2 yıldır enflasyonla mücadele adı altında dünyanın en yüksek faizi uygulanıyor ama hem fiyat artışları durdurulamıyor hem krediye erişemeyen şirketler bir bir iflas bayrağını çekiyor.
Bursa’da başta Atış Yapı olmak üzere gün aşırı deve dişi gibi firmaların konkordato ilan ettiği haberlerini okuyoruz.
İpotekli satışlar durduğu için inşaat sektöründe yaprak kımıldamıyor, topraktan satış yapan projeler tek tek patlıyor.
Yaz mevsiminde olmamıza rağmen pazarda sebze ve meyve fiyatları cep yakıyor.
Krizlerden en az etkilenen otomotiv sektörü bile kan ağlıyor.
Tatil beldeleri ise sinek avlıyor.
Bırakın yabancı turistleri bizim Türkler bile, hem fiyat, hem kalite bakımından Türkiye’den çok daha cazip olan Yunan adalarında tatillerini yapıyorlar.
2 yıldır kur artışına bel bağlayan ihracatçı ise ya fabrikasını Mısır’a taşıyor ya da üretimden çekilip, parasını yüzde 50’lik mevduata yatırıyor.
***
İşte bu artık sürdürülemez hale gelen, sıkı para politikasının ekonomide yarattığı derin tahribat anketlere de yansıyınca geriye tek çare kalıyor:
Ana muhalefet partisini bölmek ve muhalefet cephesini içten çökertmek.
Bunun için de en kullanışlı aparat, 13 yıldır girdiği tüm seçimleri kaybetmiş, son tahlilde cumhurbaşkanlığını altın tepside sunmuş Kemal Kılıçdaroğlu’ndan başkası olamazdı.
Ki, savcılık ifadesine gitmeyip, “Kurultayda şaibe yoktur” demeyen Kılıçdaroğlu kendisine verilen görevi layıkıyla yapacak anlaşılan.
***
Bu satırları kaleme aldığım dakikalarda henüz kurultay iptal davası duruşmasından karar çıkmamıştı.
Kuvvetle muhtemel duruşma ertelenecek.
Ancak bunun bir önemi yok.
Çünkü önünde, sonunda CHP’nin bölünme projesi yürütülmeye çalışılacak.
***
Ne ki tablo, bu işin öyle kolay olmayacağını gösteriyor.

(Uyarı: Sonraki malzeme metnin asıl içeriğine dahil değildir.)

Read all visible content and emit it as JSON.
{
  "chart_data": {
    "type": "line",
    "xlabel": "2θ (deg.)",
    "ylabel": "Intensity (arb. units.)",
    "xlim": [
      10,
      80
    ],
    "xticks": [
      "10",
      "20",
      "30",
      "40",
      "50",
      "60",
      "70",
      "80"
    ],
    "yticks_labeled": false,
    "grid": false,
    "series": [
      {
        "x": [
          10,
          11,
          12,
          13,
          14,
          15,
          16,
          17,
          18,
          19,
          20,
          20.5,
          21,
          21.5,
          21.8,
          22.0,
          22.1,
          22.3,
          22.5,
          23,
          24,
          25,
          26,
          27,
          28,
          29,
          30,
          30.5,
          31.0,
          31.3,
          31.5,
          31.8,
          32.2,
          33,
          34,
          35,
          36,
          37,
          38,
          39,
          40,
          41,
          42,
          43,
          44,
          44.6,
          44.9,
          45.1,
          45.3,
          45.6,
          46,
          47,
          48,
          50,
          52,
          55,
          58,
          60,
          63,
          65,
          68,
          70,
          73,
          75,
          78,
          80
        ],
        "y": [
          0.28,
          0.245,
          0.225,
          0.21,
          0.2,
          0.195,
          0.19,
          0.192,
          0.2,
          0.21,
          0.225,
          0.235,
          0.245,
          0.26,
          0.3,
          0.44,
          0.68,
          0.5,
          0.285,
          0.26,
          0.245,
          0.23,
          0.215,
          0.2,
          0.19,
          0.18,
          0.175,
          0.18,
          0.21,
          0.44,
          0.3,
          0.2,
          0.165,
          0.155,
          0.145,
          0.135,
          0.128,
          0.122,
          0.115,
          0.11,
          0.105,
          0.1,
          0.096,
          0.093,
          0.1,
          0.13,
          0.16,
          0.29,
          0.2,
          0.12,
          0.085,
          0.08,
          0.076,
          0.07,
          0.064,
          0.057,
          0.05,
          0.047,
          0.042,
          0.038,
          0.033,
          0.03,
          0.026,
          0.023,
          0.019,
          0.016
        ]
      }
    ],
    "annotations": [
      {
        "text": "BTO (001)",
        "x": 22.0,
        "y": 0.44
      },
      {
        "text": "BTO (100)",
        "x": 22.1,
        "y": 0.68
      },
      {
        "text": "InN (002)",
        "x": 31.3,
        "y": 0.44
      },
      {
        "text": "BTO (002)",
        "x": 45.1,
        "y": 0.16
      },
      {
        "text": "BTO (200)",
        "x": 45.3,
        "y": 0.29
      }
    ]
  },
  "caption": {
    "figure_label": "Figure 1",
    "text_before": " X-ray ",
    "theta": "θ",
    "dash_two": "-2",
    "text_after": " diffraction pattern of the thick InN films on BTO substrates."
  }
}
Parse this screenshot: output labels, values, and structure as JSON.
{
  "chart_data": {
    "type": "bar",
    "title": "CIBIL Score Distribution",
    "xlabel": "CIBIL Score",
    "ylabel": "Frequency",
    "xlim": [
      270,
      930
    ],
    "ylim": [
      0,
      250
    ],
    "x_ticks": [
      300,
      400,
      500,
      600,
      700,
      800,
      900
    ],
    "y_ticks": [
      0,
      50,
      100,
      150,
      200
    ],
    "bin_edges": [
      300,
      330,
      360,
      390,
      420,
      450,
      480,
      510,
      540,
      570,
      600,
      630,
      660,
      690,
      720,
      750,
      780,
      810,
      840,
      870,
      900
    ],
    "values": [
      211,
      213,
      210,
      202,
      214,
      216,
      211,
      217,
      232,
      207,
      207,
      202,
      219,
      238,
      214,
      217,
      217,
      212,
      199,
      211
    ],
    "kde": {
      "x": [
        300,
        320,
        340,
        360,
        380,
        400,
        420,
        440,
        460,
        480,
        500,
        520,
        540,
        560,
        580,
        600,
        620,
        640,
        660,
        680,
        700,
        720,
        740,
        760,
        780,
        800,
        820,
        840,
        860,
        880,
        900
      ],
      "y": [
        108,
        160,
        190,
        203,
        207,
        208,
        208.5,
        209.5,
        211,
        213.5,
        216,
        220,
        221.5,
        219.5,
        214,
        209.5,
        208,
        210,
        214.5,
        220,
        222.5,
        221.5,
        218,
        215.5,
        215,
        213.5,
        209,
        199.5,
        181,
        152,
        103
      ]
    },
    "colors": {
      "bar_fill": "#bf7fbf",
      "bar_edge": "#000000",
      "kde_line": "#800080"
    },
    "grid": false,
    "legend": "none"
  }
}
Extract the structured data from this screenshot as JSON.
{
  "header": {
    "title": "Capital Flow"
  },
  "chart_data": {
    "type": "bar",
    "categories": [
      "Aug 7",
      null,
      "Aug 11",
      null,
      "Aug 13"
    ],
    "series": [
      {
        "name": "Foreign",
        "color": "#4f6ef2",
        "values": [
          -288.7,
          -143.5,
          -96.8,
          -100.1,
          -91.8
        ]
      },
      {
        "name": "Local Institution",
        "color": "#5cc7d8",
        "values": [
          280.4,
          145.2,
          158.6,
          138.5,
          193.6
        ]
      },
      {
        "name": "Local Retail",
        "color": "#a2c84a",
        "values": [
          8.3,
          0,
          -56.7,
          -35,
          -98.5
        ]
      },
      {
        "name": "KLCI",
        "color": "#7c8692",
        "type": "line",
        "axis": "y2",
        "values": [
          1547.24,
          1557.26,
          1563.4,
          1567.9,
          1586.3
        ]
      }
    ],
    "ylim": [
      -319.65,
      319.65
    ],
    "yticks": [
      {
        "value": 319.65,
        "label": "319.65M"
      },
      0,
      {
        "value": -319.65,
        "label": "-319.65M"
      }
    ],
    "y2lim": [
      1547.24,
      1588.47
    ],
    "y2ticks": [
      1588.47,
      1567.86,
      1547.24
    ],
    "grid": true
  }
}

Çünkü toplumda zaten hiçbir karşılığı kalmayan Kılıçdaroğlu’nun artık CHP’de de destekçisinin yok denecek kadar azaldığını görüyoruz.
Davalık olan kurultaydan sonra kendisiyle hareket eden 40 milletvekilinin 30’u sağduyuyla hareket ederken, sadece 10 milletvekili Kılıçdaroğlu’na destek açıklaması yaptı.
***
O 10 milletvekilinden biri de Orhan Sarıbal.
Sarıbal’ın bundan böyle her kürsüye çıktığında, “Eyyy saray rejimi” diye başladığı nutuklar, hükümsüzdür.
Tabii artık karşısında bu samimiyetsiz ajitasyonları dinleyecek bir CHP’li kitle bulabilirse. (Bu arada hem emekten bahsedip, emekçinin haklarını savunacaksın hem de düğün arifesinde yanında çalıştırdığın emekçinin işine son verip, ekmeğiyle oynayacaksın! Yakıştı mı sana? )
***
Tüm bu olanları sesleri çıkmasa da çoğu AK Partilinin de içine sindiremediğini biliyorum.
Çünkü onlar da demokrasinin tahrip edildiği bir ülkede ekonominin düzelmeyeceğini biliyorlar.
Bu nedenle partilerinin 2002 ruhuna dönmelerini istiyorlar.
Hala geç kalınmış değil.
Nitekim son yerel seçimlerde AK Parti’ye, sandığa gitmeyen kendi seçmeni kaybettirdi.
O seçmeni yeniden kazanmak zor olmasa da bu bir tercih meselesidir.